Somalie : pas question de vivre dans un dépotoir

 
La Somalie est l’un des pays au monde qui compte le plus de personnes déplacées (qui ont dû fuir de chez elles en raison de la famine, de l’insécurité, des dérèglements climatiques etc.) à l’intérieur de son propre territoire. De nombreux camps voient alors le jour, notamment près de la ville de Kismayo, au sud-est du pays, où le SIF a des équipes opérationnelles. Dans les camps de personnes déplacées internes à Kismayo, on estime la présence de pas moins de 6 059 ménages (avec 7 personnes en moyenne par famille), soit l’équivalent de 42 400 individus.
 
Les conditions d’hygiène dans lesquelles vivent ces personnes sont déplorables. Et pour cause ! Les standards sanitaires sont très loin d’être respectés et, de fait, les maladies infectieuses se propagent à vive allure.
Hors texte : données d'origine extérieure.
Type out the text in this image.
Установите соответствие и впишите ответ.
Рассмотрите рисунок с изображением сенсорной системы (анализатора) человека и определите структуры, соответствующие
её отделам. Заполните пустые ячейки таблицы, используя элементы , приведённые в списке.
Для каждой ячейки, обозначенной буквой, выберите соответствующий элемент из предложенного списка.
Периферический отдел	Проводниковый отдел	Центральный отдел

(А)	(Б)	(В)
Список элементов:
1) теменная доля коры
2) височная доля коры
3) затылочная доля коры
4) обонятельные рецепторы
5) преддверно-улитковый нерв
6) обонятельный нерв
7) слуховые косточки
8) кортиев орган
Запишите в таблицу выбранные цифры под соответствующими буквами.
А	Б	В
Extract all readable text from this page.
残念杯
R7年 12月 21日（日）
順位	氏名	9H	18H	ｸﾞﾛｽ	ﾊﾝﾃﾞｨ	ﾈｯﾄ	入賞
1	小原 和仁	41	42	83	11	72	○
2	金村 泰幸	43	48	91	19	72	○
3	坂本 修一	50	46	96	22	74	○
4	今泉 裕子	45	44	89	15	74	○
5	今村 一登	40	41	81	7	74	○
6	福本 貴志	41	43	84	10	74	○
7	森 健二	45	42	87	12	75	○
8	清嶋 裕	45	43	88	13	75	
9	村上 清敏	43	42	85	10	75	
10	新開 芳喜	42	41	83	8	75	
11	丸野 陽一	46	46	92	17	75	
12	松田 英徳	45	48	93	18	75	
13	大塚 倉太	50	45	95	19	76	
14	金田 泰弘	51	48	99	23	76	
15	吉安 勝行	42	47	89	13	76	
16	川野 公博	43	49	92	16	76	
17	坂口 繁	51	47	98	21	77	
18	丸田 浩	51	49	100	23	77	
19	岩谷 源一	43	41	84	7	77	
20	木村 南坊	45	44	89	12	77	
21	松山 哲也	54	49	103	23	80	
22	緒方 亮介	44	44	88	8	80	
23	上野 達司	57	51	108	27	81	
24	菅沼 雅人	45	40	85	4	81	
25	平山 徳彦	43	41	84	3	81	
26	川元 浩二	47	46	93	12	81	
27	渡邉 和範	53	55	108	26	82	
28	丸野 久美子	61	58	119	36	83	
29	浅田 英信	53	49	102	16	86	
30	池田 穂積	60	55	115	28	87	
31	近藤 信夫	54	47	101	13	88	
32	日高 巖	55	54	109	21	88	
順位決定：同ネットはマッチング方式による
Depuis novembre 2015, le seul service de ramassage d’ordures digne de ce nom est fourni par le SIF, à travers un projet pilote. Ce projet, mis en place dans un camp en particulier, a assuré la livraison de 16 ânes et charrettes à des ménages, pour qu’ils puissent prendre en mains le ramassage de détritus d’environ 1 120 personnes, et les transporter à la décharge située à 6 km du camp. Ainsi, 48 tonnes d’ordures ont été déplacées et cette activité a permis aux propriétaires des ânes de gagner un revenu moyen de 890 € durant les 6 mois, la période de l’opération.
 
 
Suite au succès de ce projet pilote, le SIF a voulu augmenter l’impact de cette aide en intervenant dans davantage de camps, sur le même modèle, quoique légèrement amélioré au vu de quelques dysfonctionnements repérés dans sa première version. Depuis le 1er août et jusqu’à fin décembre, le nouveau projet  du SIF est mis en œuvre dans 15 camps localisés aux alentours de Kismayo. Le but est de permettre à un total de 2 625 bénéficiaires de vivre dans des conditions d’hygiène décentes. Les 15 ménages (105 personnes) qui se chargent du ramassage des déchets sont les premiers bénéficiaires de notre action, puisqu’ils tirent de cette activité un revenu. Aujourd’hui, d’autres composantes intègrent également notre approche. Effectivement, sur un mois, si 10 jours sont consacrés au ramassage d’ordures, 16 le sont à la distribution d’eau potable et 2 jours sont réservés à la collecte et la distribution de bois pour chauffer les habitations. Ainsi, ce projet s’inscrit dans une logique de développement durable.
 
Si fin 2016 ce projet continue d’enregistrer des résultats acceptables, il est possible qu’il soit renouvelé en mars 2017 pour une année entière, en l’élargissant à de nouveaux camps où aucun service n’est délivré.